Mixed bag of news in Europe

The news that the European High Court has ruled against the pact with the United States to transfer data from European clients of North American technology companies to United States servers has also contributed to this. 

This can be a considerable obstacle for American technology companies to continue developing their business in Europe, so some of the leading Nasdaq stocks can curb their upward momentum, at least until an agreement or solution is reached.

In the United States, the June Retail Sales has been published with a rise of 7.5% above the expected 5%, although with a significant decrease compared to last month's figure, a logical difference since the May figure was the one that reflected the beginning of the reopening. 

This is a prominent figure of domestic demand that indicates that the economic recovery continues at a good pace. If it stays in this line, it would be a valid argument that would serve as a boost to the stock markets.
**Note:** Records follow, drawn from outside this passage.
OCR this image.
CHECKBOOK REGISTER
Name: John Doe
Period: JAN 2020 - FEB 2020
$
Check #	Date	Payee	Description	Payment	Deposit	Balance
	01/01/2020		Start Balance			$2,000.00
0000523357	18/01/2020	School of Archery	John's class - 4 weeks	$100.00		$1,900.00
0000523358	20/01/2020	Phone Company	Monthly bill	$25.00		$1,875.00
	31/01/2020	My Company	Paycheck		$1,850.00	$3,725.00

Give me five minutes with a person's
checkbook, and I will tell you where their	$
The ECB also held its monthly meeting without changes in policy, as expected. At the press conference, Lagarde expressed the central bank's intention to continue with its current system of purchasing assets, noting that the last few days had decreased in the pace of purchase due to the improvement in economic indicators. 

Lagarde mentioned the need for the EU to reach an agreement to implement the rescue fund, which, according to her, must be made up of loans and grants. 

This is undoubtedly the crucial factor that will shape the near future of the single currency and European stock indices. The achievement of an agreement and this fund's composition is what investors expect to know for this weekend.